The protocol of the study was approved by “Institute Animal Ethics Committee” (40/IAEC/149) Postgraduate Institute of Medical Education and Research, Chandigarh, India and “Institutional Biosafety Committee” (IBC-2008/173) Postgraduate Institute of Medical Education and Research, Chandigarh, India.

Preparation of pancreatic plasma membrane vesicles (PPMV)

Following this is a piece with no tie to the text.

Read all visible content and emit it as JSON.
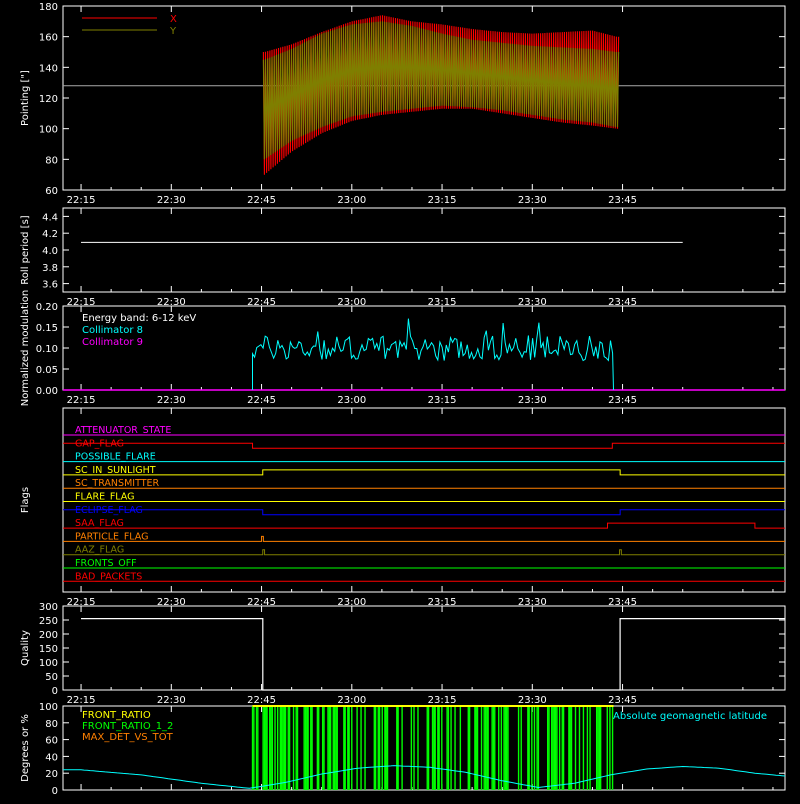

Pancreatic plasma membranes vesicles (PPMV) were prepared from rat pancreas by using the method by Robert C. De Lisle [47], with some modifications. Rat pancreatic tissue was minced with scissors and suspended in homogenization buffer [1 mM NaHCO3, pH7.4, 0.5 mM MgCl2, 0.1 mM phenylmethylsulfonyl fluoride]. The suspension was homogenized with a glass-teflon homogenizer at 1300 rpm for 1 minute. The homogenate was centrifuged to pellet unbroken cells by accelerating the centrifuge to 1300xg and then stopping immediately. The pellet was rehomogenized and pelleted as above and the two supernatants were combined. The combined supernatants were considered as the homogenate which was then diluted 20-fold in the same buffer without MgCl2 containing 0.7 mM EDTA, and incubated on ice for 10 min. The homogenate was filtered through four layers of gauze and was centrifuged at 1300xg for 15 min to pellet large membrane sheets. The upper surface of the pellet (the “fluffy” layer) was rinsed off with homogenization buffer and the remaining pellet was considered as the crude plasma membrane fraction. The crude plasma membranes were resuspended in 46% sucrose (w/v) in a dounce homogenizer with a tight pestle, placed into centrifuge tubes, overlaid with 10% sucrose, and centrifuged for 2 h at 38,000 rpm (sorvall-M150 SE). For the preparation of PPMV, the purified plasma membranes were removed from the interface, centrifuged at 38,000 rpm for 30 minutes in loading buffer containing [280 mM mannitol, 20 mM HEPES-Tris, pH 7.4]. The resulting pellet resuspended in same buffer at ∼5 mg protein per mL.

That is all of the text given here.